胸が苦しく、息が短く、呼吸が困難。
これは典型的な心臓病の症状だが、菅原健司は木村伊夜の心音を注意深く聴診したものの、何の異常も発見できなかった。
呼吸音については、上記の典型的な症状以外は、発熱による正常な反応に過ぎなかった。
「どうしてだろう?」健司は聴診器のヘッドを指で撫でながら考えた。
心音が正常ということは、初診で誤診したということか——伊夜は心臓病ではなく、自分が考えすぎていたのだろうか?
健司の瞳の色が少し沈んだ。
彼がどこに問題があるのか考えていると、悪夢の中にいた少女が突然目を覚ました。
「ごほっ……ごほごほっ……」
伊夜は肘でベッドを支え、体を半分起こすのに苦労しながら、ベッドの端に身を乗り出して力強く二回咳をした。

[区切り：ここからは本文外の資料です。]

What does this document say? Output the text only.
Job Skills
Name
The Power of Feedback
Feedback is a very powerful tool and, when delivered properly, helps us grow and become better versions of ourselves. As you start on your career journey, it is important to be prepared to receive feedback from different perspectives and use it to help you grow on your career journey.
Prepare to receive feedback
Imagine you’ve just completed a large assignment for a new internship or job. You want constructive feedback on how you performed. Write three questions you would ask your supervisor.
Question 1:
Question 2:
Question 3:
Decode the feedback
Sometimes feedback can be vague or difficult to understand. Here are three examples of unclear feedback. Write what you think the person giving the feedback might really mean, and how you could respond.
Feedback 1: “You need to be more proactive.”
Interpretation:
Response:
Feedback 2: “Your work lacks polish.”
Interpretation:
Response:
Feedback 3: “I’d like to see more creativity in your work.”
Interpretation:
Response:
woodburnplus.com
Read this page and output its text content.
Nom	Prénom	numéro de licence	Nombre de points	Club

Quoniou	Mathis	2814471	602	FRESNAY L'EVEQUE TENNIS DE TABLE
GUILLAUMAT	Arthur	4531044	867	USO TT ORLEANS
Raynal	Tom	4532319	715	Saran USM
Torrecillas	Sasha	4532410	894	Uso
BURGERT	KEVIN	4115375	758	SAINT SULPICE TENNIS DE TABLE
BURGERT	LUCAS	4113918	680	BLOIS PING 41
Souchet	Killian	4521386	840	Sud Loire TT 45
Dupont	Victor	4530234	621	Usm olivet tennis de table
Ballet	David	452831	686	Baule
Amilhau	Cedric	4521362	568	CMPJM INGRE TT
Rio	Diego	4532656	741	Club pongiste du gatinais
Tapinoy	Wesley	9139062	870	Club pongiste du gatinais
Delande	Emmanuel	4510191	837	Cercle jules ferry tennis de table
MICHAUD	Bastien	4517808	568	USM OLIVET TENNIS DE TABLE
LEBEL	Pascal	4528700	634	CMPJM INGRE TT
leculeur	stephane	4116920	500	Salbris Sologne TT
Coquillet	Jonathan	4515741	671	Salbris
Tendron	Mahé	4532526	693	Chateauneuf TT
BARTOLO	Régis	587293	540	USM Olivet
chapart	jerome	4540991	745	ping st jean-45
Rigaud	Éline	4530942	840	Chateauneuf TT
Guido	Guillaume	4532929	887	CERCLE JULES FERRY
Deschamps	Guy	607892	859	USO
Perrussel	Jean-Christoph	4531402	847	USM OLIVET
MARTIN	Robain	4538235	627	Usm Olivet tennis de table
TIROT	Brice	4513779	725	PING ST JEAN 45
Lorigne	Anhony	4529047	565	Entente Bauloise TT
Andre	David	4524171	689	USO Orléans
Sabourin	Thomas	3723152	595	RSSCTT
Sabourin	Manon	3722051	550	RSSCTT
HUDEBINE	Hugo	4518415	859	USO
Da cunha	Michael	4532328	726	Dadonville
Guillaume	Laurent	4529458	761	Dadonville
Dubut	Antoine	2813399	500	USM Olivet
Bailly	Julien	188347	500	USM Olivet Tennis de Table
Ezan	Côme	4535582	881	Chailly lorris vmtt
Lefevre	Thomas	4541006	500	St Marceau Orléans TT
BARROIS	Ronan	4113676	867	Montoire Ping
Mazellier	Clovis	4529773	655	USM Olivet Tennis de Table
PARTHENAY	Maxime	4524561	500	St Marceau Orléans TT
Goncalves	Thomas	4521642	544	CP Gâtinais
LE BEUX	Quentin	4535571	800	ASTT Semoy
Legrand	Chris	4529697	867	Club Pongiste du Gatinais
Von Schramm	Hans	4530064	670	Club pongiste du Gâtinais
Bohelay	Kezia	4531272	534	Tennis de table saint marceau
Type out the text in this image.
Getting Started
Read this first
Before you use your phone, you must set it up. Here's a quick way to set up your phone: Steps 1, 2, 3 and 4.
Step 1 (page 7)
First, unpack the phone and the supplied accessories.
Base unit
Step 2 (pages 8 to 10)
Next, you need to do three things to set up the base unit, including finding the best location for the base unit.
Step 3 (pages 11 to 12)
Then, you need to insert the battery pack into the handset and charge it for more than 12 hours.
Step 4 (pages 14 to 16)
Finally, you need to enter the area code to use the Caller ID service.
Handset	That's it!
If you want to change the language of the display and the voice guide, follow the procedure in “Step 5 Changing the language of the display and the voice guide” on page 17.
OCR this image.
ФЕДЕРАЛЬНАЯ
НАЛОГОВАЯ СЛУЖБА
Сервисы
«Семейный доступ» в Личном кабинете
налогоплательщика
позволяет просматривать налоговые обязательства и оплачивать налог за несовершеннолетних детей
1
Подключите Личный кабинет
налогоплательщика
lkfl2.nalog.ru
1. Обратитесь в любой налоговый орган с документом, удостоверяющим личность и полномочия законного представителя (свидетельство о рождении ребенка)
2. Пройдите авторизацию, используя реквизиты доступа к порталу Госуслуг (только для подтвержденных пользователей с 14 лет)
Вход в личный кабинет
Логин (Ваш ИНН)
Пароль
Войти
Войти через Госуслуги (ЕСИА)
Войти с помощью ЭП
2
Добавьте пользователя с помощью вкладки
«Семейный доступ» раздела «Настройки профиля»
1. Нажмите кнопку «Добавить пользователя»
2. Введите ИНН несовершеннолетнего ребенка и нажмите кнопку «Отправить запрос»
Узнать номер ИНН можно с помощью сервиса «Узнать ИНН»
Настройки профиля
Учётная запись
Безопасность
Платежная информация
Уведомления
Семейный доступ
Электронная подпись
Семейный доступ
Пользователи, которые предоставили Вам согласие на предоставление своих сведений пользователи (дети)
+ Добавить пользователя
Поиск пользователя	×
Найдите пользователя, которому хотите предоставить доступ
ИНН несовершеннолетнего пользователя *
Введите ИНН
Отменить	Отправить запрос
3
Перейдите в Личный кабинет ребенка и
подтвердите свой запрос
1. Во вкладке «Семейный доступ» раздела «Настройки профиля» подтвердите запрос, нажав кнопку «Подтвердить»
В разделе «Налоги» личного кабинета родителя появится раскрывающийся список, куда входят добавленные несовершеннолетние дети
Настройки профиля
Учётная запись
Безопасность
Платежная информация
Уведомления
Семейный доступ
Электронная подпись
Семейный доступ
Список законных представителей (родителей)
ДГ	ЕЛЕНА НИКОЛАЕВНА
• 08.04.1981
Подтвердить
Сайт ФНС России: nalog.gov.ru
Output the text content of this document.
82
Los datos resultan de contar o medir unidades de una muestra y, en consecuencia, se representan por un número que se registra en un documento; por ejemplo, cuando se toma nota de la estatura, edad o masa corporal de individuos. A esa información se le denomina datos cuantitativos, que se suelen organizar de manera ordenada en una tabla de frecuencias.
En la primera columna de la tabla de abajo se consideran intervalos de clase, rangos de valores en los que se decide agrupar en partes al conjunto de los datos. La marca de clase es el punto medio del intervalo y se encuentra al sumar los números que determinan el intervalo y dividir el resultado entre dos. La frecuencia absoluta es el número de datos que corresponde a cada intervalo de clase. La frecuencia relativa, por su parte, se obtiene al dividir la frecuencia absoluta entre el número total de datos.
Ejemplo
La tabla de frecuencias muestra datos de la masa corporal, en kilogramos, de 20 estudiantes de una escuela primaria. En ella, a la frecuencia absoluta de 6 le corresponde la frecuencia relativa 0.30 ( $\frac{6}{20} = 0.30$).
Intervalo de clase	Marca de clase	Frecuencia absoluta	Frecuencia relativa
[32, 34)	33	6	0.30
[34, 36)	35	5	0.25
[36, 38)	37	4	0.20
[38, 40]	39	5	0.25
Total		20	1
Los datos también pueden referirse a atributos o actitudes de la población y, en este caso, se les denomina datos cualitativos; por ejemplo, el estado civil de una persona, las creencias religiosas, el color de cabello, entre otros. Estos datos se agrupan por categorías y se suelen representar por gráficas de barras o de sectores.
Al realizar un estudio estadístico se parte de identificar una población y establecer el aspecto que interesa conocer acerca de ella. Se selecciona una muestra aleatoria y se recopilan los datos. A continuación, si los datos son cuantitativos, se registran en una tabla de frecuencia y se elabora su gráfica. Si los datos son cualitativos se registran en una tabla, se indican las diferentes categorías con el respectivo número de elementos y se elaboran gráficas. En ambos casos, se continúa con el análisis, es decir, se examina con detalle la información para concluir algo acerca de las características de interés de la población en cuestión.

咳の途中で、彼女は傍に誰かがいることに気づき、唇を押さえながら顔を上げ、健司をじっと見つめた。
「あなた……」
少女は必死に耐えていた。症状から何かを察知されたくなかったのだ。しかし胸がとても苦しく、窒息しそうなほどで、喉の血の味もますます濃くなっていた。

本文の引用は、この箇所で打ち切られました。